Leonora Carrington, “ Levitasium ”, vers 1950, huile sur toile, 55,2 x 30,1 cm, © Succession Leonora Carrington, photo gracieusement fournie par le Palazzo Reale Milano
🌌 L'espace entre les mondes
- La peinture existe entre le solide et le fluide, le corps et l'esprit, la pièce et la forêt, la performance et la vision.
- Les figures, suspendues entre le matériel et l'immatériel, font allusion à une science métaphysique des rêves.
Conclusion : Qu'est-ce que le “ Levitasium ” ?
Ce n'est pas un lieu ou un objet, c'est un état d'être:
- A espace psychique où la transformation s'opère sans violence.

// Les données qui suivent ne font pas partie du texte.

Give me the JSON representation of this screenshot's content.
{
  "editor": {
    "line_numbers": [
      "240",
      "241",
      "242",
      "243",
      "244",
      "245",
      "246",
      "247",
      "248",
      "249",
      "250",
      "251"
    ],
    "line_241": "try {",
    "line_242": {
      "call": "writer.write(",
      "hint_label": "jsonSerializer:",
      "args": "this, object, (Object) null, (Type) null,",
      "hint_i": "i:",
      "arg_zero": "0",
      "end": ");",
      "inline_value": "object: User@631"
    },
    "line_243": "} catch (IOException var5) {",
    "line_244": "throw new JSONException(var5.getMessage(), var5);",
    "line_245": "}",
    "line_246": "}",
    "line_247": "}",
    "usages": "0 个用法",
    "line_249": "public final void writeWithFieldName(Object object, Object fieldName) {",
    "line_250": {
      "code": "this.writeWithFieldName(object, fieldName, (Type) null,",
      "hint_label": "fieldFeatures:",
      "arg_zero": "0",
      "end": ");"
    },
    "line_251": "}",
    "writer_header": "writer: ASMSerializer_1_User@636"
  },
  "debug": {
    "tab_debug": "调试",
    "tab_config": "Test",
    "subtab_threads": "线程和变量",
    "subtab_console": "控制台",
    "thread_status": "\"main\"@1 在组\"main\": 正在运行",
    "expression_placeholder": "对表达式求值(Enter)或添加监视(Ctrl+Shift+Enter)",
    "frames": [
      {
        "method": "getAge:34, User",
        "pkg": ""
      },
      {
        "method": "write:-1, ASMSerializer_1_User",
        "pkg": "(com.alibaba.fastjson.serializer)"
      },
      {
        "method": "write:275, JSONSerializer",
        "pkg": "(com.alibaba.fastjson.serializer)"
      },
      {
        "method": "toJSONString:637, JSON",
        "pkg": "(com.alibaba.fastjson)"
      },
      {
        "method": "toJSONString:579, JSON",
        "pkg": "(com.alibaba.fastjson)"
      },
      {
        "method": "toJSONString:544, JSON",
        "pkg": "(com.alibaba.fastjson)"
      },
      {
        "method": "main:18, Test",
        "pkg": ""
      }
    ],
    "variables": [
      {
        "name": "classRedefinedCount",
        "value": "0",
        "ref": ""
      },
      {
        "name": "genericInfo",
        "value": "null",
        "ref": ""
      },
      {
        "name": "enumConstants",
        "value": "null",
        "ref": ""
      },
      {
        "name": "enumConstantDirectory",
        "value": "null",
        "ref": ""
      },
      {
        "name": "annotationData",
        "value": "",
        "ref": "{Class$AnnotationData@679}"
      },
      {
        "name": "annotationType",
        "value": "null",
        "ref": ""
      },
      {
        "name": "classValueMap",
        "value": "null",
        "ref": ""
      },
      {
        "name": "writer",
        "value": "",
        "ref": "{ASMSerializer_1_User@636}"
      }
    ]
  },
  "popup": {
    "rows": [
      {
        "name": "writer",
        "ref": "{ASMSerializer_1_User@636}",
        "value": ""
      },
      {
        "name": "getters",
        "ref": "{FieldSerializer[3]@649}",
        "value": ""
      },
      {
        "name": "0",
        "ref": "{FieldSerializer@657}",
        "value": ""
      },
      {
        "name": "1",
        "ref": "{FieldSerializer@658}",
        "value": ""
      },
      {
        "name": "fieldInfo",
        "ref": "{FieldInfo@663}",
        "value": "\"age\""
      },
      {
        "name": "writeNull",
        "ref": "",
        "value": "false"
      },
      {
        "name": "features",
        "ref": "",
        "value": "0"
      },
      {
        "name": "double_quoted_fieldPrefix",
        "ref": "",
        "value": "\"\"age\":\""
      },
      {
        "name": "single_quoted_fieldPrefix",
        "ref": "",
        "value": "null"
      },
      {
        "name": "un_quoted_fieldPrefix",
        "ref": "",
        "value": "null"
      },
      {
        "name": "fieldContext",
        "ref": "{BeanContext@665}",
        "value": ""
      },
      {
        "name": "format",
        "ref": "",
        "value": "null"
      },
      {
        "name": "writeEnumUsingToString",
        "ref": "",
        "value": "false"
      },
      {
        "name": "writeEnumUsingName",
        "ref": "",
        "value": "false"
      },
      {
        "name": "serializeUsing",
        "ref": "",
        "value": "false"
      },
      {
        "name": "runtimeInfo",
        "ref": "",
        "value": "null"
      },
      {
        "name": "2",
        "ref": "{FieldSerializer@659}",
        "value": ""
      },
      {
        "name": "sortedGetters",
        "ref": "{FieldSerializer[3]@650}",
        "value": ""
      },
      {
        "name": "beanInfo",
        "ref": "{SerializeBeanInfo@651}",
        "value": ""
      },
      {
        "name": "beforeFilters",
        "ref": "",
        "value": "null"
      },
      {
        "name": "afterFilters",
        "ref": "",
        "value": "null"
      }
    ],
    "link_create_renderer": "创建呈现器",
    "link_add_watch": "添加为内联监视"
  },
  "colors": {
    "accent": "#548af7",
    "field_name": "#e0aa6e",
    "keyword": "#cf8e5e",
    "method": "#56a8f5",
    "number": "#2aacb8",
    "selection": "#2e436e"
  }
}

- A théâtre rituel où les entités féminines inventent de nouvelles lois de la physique, des émotions et de l'individualité.
- Une célébration de la en apesanteur, le fluide, l'entre-deux — le rejet de la lourdeur et du contrôle au profit de liberté, magie et envol intérieur.
Carrington's Lévitasium est un sort visuel — une déclaration selon laquelle, dans ce monde, la logique se plie et les êtres s'élèvent par la force du mystère, et non par celle de la gravité.